Das Dach

Wenn eine neue Dacheindeckung leicht sein muss

Alte Dachstühle können bei einer Dachsanierung zum Problem werden. Wird die ursprüngliche Eindeckung ersetzt, kann es aufgrund mangelnder Tragfähigkeit zu statischen Risiken kommen. Abhilfe schaffen dann zum Beispiel leichte Metallprofile,

die einem klassischen Ziegeldach optisch und funktionell in Nichts nachstehen.

Die Gründe für eine Dachsanierung können zahlreich sein.An erster Stelle steht die Witterung, die dem Dach zusetzt und Beschädigungen verursacht hat. Besitzt das Gebäude ein Bitumendach, kann der Wunsch nach einer neuen Optik der Grund für die neue Eindeckung sein. Auch eine Senkung des Energieverbrauchs steht häufig im Raum, die sich beispielsweise durch ergänzende Dämmmaßnahmen erreichen lässt.
Nicht zu vergessen ist das mögliche Asbestproblem, das bei Häusern, die 25 Jahre und älter sind, gegeben sein kann. Asbest ist ein faserförmiges, mineralisches Silikatmaterial, das vor allem in den 70er- und 80er-Jahren auf tausenden Dächern verlegt wurde. Da es nachweislich Krebs auslöst, wurde 1993 ein Verwendungsverbot bei Neubauten erlassen – Sanierungen von betroffenen Bestandsgebäuden sind bis heute aber keine Pflicht.

Die Statik des Dachstuhls berücksichtigen

Soll das Dach erneuert werden, stößt manch Eigenheimbesitzer bei der Begutachtung auf ein unerfreuliches Problem. Die Statik des Dachstuhls ist zu schwach, um eine schwere, aber attraktive Eindeckung wie Dachziegel oder -steine, zu tragen.
Abhilfe können optisch ansprechende und leichte Metalldächer schaffen, die auch vom Hersteller Luxmetall angeboten werden. Dieser weist darauf hin, dass die verzinkten Stahlbleche pro m2 nur ein Gewicht von etwa fünf kg aufweisen. Ein »schweres« Dach kann dagegen das bis zum Zwanzigfache wiegen.

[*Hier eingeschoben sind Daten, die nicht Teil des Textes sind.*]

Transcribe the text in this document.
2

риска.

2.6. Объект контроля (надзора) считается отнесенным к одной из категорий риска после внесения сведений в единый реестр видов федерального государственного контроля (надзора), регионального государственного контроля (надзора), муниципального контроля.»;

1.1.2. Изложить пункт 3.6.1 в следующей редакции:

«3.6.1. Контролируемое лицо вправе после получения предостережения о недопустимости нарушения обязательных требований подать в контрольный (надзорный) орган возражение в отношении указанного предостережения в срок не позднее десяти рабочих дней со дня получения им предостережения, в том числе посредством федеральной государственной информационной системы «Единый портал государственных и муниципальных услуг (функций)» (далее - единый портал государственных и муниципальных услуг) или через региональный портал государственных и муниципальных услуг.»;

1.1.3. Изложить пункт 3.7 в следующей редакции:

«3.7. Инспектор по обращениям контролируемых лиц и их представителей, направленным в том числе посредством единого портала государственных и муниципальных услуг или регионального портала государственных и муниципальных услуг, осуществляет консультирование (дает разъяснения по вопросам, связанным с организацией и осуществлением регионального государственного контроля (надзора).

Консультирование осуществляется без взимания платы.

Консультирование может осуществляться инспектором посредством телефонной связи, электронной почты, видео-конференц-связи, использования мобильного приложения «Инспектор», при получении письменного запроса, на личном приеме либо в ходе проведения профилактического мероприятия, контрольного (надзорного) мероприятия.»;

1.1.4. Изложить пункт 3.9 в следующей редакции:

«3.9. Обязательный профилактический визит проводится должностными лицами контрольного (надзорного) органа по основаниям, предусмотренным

Die einen Meter breiten und bis zu sieben Meter langen Profil-
bleche werden maßgenau gefertigt angeliefert. Vor Ort erfolgt im Bereich von Kehlen und Gauben eine passgenaue Zuschneidung.
Die Befestigung erfolgt mittels sturmsicherer Verschraubung. So kann das Material laut Luxmetall schnell und sauber verlegt werden, wodurch Kosten und Aufwand sinken. Aufgrund ihres geringen Gewichts ist es ebenfalls möglich, vorhandene Dachpappe oder Bitumenschindeln zu überdecken. Deren Rückbau und Entsorgung sind dann nicht nötig.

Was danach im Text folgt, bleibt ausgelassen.